Now the Nelson mother and a dedicated group of friends have launched a new group, Project Butterfly, they hope will provide some comfort and support for other local families suffering the same loss.
"They say ‘if you lose your husband you are a widow, and if you lose your parents you become an orphan', but there is no word if you lose your child. You are speechless," she said,
"Your whole world shatters and you need a lot of help, for a long time, to pick up the pieces.
"We're still healing, and we know there is a long way to go, but we have had fantastic support from our friends and family and we are so very grateful we live in a caring and generous community like Nelson.
"But there will always be a hole in hearts, and that's something only other families who've experienced the same loss can understand."
Ms Malthus said Project Butterfly was launched in the hope it could help ease the load for people who were struggling to carry on while dealing with unimaginable loss.
The project has a number of long-term plans, but currently it is working on creating a special memorial pathway in Nelson where families can go to remember their lost child.
"Cemeteries can be difficult places, especially for children and young people," Ms Malthus said. "We have the council on board to help us create a pathway to the children's playground at Fairfield Park, where families can go to reflect and remember in a peaceful and more friendly setting."
Families will be able to create personalised stamped pavers as tributes for their child.
"The path is a way of making our children become part of the history of Nelson. I think every parent's dreams are shattered when a child dies. They no longer get to make their mark. But the path is a way of making their names part of our history. They will never be forgotten because they are now a permanent fixture in Nelson."
The pathway could be a positive place for families to help fill the "big void" the death of a child left.
Long-term, Ms Malthus said she hoped Project Butterfly could offer practical, emotional and financial support to bereaved families, such as helping to pay for counselling sessions and help pay for headstones and other expenses. She had other ideas to remember the children such as sending out birthday cards on the child's birthday.
"Our GP Dr Steven Neas was great, and we had some very short-term services from the PHO, but that quickly dried up and after that we found there was not a lot of formal support available locally at the time when you're most vulnerable."

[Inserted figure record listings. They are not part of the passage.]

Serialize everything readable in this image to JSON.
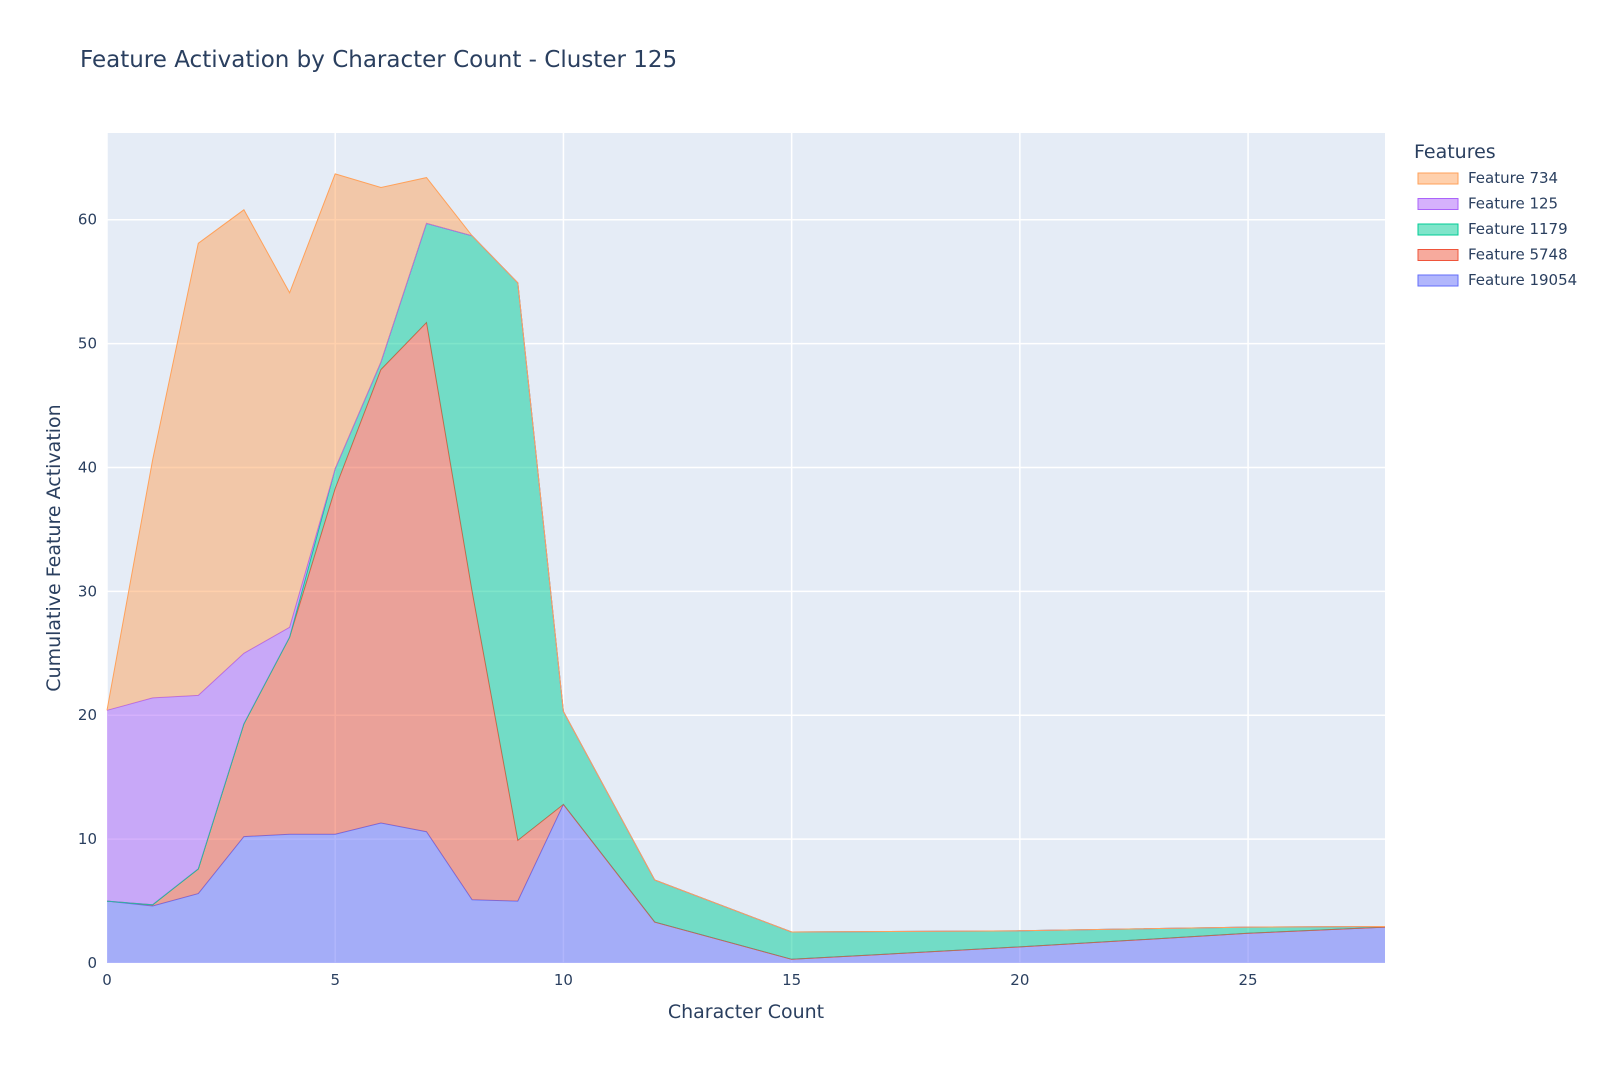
{
  "chart_data": {
    "type": "area",
    "stacked": true,
    "title": "Feature Activation by Character Count - Cluster 125",
    "xlabel": "Character Count",
    "ylabel": "Cumulative Feature Activation",
    "xlim": [
      0,
      28
    ],
    "ylim": [
      0,
      67
    ],
    "x_ticks": [
      0,
      5,
      10,
      15,
      20,
      25
    ],
    "y_ticks": [
      0,
      10,
      20,
      30,
      40,
      50,
      60
    ],
    "grid": true,
    "legend_title": "Features",
    "legend_position": "top-right",
    "x": [
      0,
      1,
      2,
      3,
      4,
      5,
      6,
      7,
      8,
      9,
      10,
      12,
      15,
      20,
      25,
      28
    ],
    "series": [
      {
        "name": "Feature 19054",
        "color": "#636efa",
        "values": [
          5.0,
          4.6,
          5.6,
          10.2,
          10.4,
          10.4,
          11.3,
          10.6,
          5.1,
          5.0,
          12.8,
          3.3,
          0.3,
          1.3,
          2.4,
          2.9
        ]
      },
      {
        "name": "Feature 5748",
        "color": "#ef553b",
        "values": [
          0.0,
          0.1,
          2.0,
          9.1,
          15.9,
          27.9,
          36.6,
          41.1,
          24.9,
          4.9,
          0.0,
          0.0,
          0.0,
          0.0,
          0.0,
          0.0
        ]
      },
      {
        "name": "Feature 1179",
        "color": "#00cc96",
        "values": [
          0.0,
          0.0,
          0.0,
          0.0,
          0.0,
          1.6,
          0.6,
          8.0,
          28.7,
          45.0,
          7.5,
          3.4,
          2.2,
          1.3,
          0.5,
          0.05
        ]
      },
      {
        "name": "Feature 125",
        "color": "#ab63fa",
        "values": [
          15.4,
          16.7,
          14.0,
          5.7,
          0.8,
          0.0,
          0.0,
          0.0,
          0.0,
          0.0,
          0.0,
          0.0,
          0.0,
          0.0,
          0.0,
          0.0
        ]
      },
      {
        "name": "Feature 734",
        "color": "#ffa15a",
        "values": [
          0.0,
          19.2,
          36.5,
          35.8,
          27.0,
          23.8,
          14.1,
          3.7,
          0.0,
          0.0,
          0.0,
          0.0,
          0.0,
          0.0,
          0.0,
          0.0
        ]
      }
    ]
  }
}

"I found it really hard to get in touch with other people that this had happened to.
"There are a lot of closed doors because it's such a painful subject."
Families might not be able to afford counselling or may have to move house to help to deal with their grief.
"No-one can bring their baby back, but there are practical ways that caring people can offer support."
The project is named after butterflies because the family associated the graceful insects with Mac.
"After he died there were just so many butterflies around, even in the middle of winter."
Mac, short for MacAuley, was "such a happy baby".
"He was turning into a really beautiful boy. He was a pretty easy-going child," Ms Malthus said. "He was just happy being himself and pottering around. He was born after an hour's labour. He just came into the world so easily and left it so easily too I suppose."
His older brother Tasman loved him and misses him. Next Saturday would be Mac's second birthday.
Ms Malthus said Project Butterfly also hoped to break down the taboos around death. Because the death of a child was so sad, many people did not know what to say to parents as they were worried they might say or do the wrong thing.
"Nelson is a really supportive community, but nobody knows actually what to do. Hopefully Project Butterfly can break down some of those taboos."
She was blown away by the generosity of those who had offered to donate to the project. The cause touched all parts of society, she said.
A lot of other parents want to take part or be involved in support groups. There was a huge need out there, she said.
"I like to say Project Butterfly has got its own wings."
PROJECT TAKES FLIGHT
Project Butterfly is a group set up to support families with children that have died.
Following the death of baby 14-month-old Nelson boy MacAuley Hicks, a group of Nelson craftspeople and parents wanted to make a tribute to baby Mac. It was decided to make it for everybody who has lost a child in Nelson.
Project Butterfly wants to build a pathway through Fairfield Park where bereaved families can engrave a paver in tribute to their lost child.
It wants to create a space where people can go and remember their child in a peaceful setting that is not a graveyard.
It believes it might cost $15,000 to make the pathway.
Anyone who wants to get a paver for their child, no matter how long ago it may be, is welcome to contact the project.
In the long term the project also wants to offer practical, emotional and financial support to bereaved families who have to deal with huge costs in a time of immense grief.
To kick-start Project Butterfly the group is holding a variety and auction night at Old St John's Hall. They are looking for goods, services, or experiences to put up for auction.